The restaurant will carry on the tradition of serving bagels during the day, but will transition to serving Chinese food at night.

One year after the Morningside Heights community bemoaned the loss of favorite bagel shop Nussbaum and Wu, the new establishment Wu and Nussbaum has emerged in its place. The restaurant will carry on the tradition of serving bagels during the day but will transition to serving Chinese food at night.

Renovations to the new Wu, which opened Wednesday, July 10, took a year to complete, and some of the individuals associated with the original Nussbaum and Wu are still involved in the business, according to partner Marom Unger, who was brought in a year ago.

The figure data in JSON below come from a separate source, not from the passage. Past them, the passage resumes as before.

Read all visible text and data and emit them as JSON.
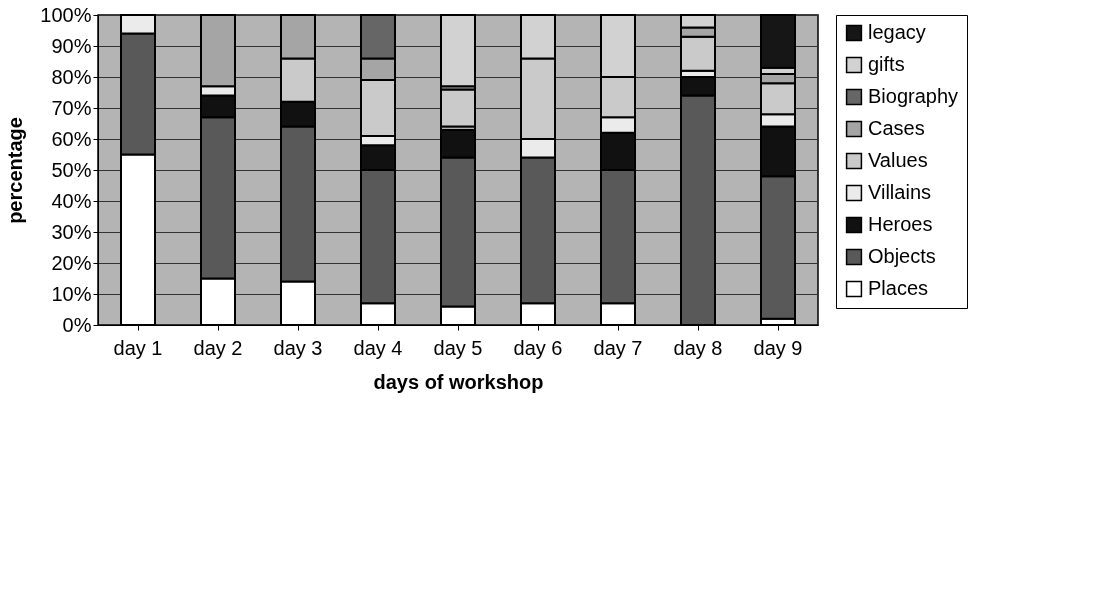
{
  "chart_data": {
    "type": "bar",
    "stacked": true,
    "xlabel": "days of workshop",
    "ylabel": "percentage",
    "categories": [
      "day 1",
      "day 2",
      "day 3",
      "day 4",
      "day 5",
      "day 6",
      "day 7",
      "day 8",
      "day 9"
    ],
    "ylim": [
      0,
      100
    ],
    "yticks": [
      {
        "value": 0,
        "label": "0%"
      },
      {
        "value": 10,
        "label": "10%"
      },
      {
        "value": 20,
        "label": "20%"
      },
      {
        "value": 30,
        "label": "30%"
      },
      {
        "value": 40,
        "label": "40%"
      },
      {
        "value": 50,
        "label": "50%"
      },
      {
        "value": 60,
        "label": "60%"
      },
      {
        "value": 70,
        "label": "70%"
      },
      {
        "value": 80,
        "label": "80%"
      },
      {
        "value": 90,
        "label": "90%"
      },
      {
        "value": 100,
        "label": "100%"
      }
    ],
    "grid": "y",
    "legend": "right",
    "series": [
      {
        "name": "Places",
        "color": "#ffffff",
        "values": [
          55,
          15,
          14,
          7,
          6,
          7,
          7,
          0,
          2
        ]
      },
      {
        "name": "Objects",
        "color": "#595959",
        "values": [
          39,
          52,
          50,
          43,
          48,
          47,
          43,
          74,
          46
        ]
      },
      {
        "name": "Heroes",
        "color": "#111111",
        "values": [
          0,
          7,
          8,
          8,
          9,
          0,
          12,
          6,
          16
        ]
      },
      {
        "name": "Villains",
        "color": "#ebebeb",
        "values": [
          6,
          3,
          0,
          3,
          1,
          6,
          5,
          2,
          4
        ]
      },
      {
        "name": "Values",
        "color": "#cacaca",
        "values": [
          0,
          0,
          14,
          18,
          12,
          26,
          13,
          11,
          10
        ]
      },
      {
        "name": "Cases",
        "color": "#a5a5a5",
        "values": [
          0,
          23,
          14,
          7,
          1,
          0,
          0,
          3,
          3
        ]
      },
      {
        "name": "Biography",
        "color": "#666666",
        "values": [
          0,
          0,
          0,
          14,
          0,
          0,
          0,
          0,
          0
        ]
      },
      {
        "name": "gifts",
        "color": "#d2d2d2",
        "values": [
          0,
          0,
          0,
          0,
          23,
          14,
          20,
          4,
          2
        ]
      },
      {
        "name": "legacy",
        "color": "#161616",
        "values": [
          0,
          0,
          0,
          0,
          0,
          0,
          0,
          0,
          17
        ]
      }
    ]
  }
}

Unger wants Morningside Heights residents to know their beloved bagel store is back, and with a twist. Columbia students have traditionally referred to the haunt simply as “Nuss,” but this time around Wu will be coming into focus, too.

“The neighborhood loves Nussbaum and Wu,” Unger said. “All you hear is how great this place was. We wanted to let people know that we’re still here. But we’re new. ... We’re taking a play on the Wu. We’re gonna have a full Chinese menu here: dumplings, noodles, and some American classics, and some real Chinese classics.”

The new establishment is now affiliated with neighborhood Chinese restaurant La Salle Dumpling Room, located at 3141 Broadway. Changes on the bagel side of the business include hand rolling the bagels on a counter in front of customers, and rainbow bagels have also been added to the menu to cater to neighborhood kids. Drink options include five flavors of bubble tea and fruit iced tea.

In response to why the original Nussbaum had closed its doors after 20 years, Unger cited issues with the previous management.

“They just lost it,” Unger said. “They just lost their flow and their footing, and they just shut down. The original owner just abandoned the store.”

Past issues aside, Unger has seen that community feedback has so far been positive, and he hopes the neighborhood will continue to embrace the Wu switcheroo.

“I hope the community takes us in as one of their own,” he said. “We can spend another 20, 25 years here.”